Cantina Nals Margreid: vini alpini tra quota e terroir

Radici della cantina e visione del vino
Tra Nalles e Magrè, lungo la Strada del Vino dell’Alto Adige, Nals Margreid nasce dall’unione della cantina di Nalles (1932) con quella di Magrè (1985). Oggi 138 famiglie coltivano circa 160 ettari distribuiti in 14 aree: un progetto cooperativo moderno, dove la regia enologica lavora per esprimere con trasparenza le singole origini.

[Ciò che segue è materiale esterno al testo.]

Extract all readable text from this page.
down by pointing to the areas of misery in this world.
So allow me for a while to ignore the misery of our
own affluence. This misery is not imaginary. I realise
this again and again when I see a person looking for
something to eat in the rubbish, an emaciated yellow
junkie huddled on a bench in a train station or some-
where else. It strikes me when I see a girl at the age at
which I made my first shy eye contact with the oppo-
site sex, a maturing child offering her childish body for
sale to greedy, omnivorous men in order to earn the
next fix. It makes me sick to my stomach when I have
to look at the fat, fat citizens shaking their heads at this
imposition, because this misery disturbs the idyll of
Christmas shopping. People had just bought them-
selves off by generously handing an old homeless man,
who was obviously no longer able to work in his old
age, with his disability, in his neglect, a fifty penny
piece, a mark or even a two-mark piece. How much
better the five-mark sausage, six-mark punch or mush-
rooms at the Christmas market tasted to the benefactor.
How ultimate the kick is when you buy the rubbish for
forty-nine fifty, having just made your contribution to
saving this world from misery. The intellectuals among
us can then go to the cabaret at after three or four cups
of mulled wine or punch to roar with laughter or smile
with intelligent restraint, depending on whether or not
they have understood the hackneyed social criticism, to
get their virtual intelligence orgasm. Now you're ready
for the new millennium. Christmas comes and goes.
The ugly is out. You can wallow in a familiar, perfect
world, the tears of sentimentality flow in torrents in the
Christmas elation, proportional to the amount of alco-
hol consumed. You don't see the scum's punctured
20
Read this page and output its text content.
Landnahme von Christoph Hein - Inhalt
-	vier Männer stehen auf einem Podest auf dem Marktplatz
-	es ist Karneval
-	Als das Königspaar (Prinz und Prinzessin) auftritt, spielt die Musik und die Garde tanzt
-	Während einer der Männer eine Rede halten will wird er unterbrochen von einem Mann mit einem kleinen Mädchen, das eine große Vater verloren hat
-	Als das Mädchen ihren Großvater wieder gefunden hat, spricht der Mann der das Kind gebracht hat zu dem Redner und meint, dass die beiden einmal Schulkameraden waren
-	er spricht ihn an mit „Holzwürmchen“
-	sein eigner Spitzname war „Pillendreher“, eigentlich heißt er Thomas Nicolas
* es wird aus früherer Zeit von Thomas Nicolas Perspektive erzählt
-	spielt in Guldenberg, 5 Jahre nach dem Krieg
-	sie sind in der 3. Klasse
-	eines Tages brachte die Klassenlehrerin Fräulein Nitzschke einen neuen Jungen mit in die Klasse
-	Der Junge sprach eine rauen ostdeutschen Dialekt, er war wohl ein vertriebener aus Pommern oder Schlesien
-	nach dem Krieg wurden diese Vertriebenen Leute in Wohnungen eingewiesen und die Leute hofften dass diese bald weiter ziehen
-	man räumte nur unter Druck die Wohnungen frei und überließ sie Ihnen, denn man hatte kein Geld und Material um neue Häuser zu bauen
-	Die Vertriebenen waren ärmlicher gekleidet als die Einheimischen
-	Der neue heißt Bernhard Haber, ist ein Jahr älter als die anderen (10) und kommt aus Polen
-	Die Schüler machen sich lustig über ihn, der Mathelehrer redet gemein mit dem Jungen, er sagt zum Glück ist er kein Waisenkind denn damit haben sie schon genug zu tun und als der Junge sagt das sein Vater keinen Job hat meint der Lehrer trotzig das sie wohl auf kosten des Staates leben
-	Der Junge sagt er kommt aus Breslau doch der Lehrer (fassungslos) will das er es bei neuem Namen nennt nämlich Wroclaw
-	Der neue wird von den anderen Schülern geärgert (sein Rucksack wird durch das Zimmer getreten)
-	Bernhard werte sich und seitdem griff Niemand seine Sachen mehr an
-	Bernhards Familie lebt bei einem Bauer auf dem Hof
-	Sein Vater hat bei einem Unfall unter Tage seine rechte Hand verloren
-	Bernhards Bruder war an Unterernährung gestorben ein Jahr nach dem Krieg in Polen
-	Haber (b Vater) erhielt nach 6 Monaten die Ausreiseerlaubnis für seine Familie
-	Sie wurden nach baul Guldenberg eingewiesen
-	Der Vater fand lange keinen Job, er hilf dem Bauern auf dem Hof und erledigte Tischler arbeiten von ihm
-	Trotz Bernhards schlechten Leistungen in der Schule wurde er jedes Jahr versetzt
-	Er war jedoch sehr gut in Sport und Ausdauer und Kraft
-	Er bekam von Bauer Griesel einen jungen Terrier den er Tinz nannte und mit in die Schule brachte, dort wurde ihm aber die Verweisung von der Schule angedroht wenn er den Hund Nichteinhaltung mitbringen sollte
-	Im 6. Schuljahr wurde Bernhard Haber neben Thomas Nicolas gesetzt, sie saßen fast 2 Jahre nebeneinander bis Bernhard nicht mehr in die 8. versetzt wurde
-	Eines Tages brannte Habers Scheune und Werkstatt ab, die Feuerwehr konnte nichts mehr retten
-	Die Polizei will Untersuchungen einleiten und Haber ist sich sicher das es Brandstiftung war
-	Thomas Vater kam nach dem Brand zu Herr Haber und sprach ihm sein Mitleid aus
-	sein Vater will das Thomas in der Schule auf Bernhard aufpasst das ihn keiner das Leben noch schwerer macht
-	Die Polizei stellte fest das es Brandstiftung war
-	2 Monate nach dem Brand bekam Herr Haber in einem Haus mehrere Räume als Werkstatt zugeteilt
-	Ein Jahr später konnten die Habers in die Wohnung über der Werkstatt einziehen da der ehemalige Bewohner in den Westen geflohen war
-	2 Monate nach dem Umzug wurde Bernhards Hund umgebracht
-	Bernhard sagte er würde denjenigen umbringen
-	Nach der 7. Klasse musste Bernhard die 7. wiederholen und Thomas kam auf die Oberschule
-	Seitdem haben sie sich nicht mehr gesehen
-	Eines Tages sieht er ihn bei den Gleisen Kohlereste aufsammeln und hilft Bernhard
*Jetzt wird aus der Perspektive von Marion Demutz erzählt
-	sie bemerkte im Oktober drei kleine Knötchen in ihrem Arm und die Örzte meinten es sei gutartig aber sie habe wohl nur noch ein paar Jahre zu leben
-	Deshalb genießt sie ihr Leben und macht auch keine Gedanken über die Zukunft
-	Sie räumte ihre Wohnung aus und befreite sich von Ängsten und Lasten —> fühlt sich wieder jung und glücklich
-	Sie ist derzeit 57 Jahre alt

La tradizione locale è la bussola; lo stile punta a vini alpini, nitidi, longevi.

Vitigni di alta quota e stile in cantina
Il mosaico di vigne corre da Nalles fino a Magrè, con altitudini che, a seconda delle parcelle, arrivano a quote elevate e incrociano suoli diversissimi: porfidi, calcari, ghiaie moreniche. È qui che nascono i cru di casa come Sirmian per il Pinot Bianco, Punggl per il Pinot Grigio, Mantele per il Sauvignon, ciascuno con un profilo preciso di luce, escursioni termiche e ventilazione.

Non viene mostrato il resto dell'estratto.